Cbus knew there was something rotten in the state of its outsourced claims handling process but, according to ASIC, failed to “promptly and properly identify” the risk it posed to its members. In AustralianSuper’s latest skirmish with ASIC, which has seen it dragged back to court for failing to pay out death benefit claims – sometimes with delays of up to four years – the regulator said appropriate corrective action would have included terminating its agreement with Link.
In all of this, the Superpartners debacle is illustrative. In trying to claw themselves free from that “noose”, it seems to have only gotten tighter, and superannuation funds now find themselves facing another big decision that will decide the shape of administration for the next decade.

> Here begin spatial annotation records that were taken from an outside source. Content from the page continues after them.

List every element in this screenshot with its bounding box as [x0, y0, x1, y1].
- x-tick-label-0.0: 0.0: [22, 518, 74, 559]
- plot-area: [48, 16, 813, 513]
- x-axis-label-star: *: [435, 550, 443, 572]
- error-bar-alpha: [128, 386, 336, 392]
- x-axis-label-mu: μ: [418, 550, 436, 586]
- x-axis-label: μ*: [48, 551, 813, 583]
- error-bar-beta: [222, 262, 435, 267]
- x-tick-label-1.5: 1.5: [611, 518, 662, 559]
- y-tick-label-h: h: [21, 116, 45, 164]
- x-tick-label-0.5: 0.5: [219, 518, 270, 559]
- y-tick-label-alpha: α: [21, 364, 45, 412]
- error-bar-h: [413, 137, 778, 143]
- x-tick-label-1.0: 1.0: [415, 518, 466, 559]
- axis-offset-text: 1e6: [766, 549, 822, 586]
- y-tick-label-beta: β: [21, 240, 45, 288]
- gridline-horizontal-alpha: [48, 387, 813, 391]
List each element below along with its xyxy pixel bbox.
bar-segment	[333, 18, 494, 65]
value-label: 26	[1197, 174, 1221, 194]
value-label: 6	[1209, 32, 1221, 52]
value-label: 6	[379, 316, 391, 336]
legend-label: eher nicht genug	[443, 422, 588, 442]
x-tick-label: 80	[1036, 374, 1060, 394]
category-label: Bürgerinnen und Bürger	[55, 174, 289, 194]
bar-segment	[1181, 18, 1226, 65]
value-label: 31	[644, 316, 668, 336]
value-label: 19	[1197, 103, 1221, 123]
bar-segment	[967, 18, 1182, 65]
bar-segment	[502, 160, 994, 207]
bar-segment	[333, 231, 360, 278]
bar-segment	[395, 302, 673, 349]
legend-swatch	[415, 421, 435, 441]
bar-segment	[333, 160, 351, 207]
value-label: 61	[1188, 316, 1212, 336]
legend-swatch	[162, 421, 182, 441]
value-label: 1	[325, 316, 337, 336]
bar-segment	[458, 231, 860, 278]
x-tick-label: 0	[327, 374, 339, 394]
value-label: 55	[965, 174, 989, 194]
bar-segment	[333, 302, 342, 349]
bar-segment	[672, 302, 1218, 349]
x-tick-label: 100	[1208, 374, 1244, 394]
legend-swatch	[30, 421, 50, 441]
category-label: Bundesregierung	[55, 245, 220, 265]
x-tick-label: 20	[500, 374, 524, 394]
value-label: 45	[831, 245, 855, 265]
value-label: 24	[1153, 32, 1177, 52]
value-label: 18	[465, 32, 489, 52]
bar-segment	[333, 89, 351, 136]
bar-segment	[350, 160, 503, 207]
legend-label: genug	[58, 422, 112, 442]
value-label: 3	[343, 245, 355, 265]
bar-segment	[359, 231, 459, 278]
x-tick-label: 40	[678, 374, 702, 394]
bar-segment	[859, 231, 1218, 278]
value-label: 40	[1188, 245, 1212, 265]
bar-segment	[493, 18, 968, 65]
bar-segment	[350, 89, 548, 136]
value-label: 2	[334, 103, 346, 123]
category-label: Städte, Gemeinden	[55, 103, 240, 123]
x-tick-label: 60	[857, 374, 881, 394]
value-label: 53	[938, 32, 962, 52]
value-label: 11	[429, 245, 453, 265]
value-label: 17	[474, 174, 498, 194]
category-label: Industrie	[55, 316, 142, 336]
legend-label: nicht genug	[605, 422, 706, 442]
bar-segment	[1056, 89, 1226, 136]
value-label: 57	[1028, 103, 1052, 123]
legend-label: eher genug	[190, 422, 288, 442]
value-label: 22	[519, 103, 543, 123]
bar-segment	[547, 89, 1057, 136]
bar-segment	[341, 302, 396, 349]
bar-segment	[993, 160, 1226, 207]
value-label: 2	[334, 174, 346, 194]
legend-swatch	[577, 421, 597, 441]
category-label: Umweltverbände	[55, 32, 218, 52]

They could encourage Link to invest more deeply into its business, with a follow-through impact both on their own fees and the bottom line at MUFG; throw in their lot with another administrator (with no guarantee that would fix their problems); or do more of it themselves.
It’s not clear yet which is the best option. There is some evidence those funds that have in-housed their administration, like Aware, are pulling ahead after significant upfront costs. Having the contact centre outside the organisation means it’s harder to get answers; small funds like First Super, which owns its administration platform, can boast that it takes less than three minutes for a member to hear a human voice.
Whatever the case, something needs to change. Service standards aren’t aligned with the compulsory nature of the system; if a member is required to contribute 11.5 per cent of their income to superannuation and pay fees from that for its management and administration, they should at least be able to get answers to basic questions and access their money when tragedy strikes. That this is not the case – a decade after Superpartners was sold – speaks to system-wide inertia and underinvestment in administration.
When those five funds finally offloaded Superpartners, they no doubt breathed a sigh of relief. But that was just the start of their troubles. Let’s hope we’re at their end.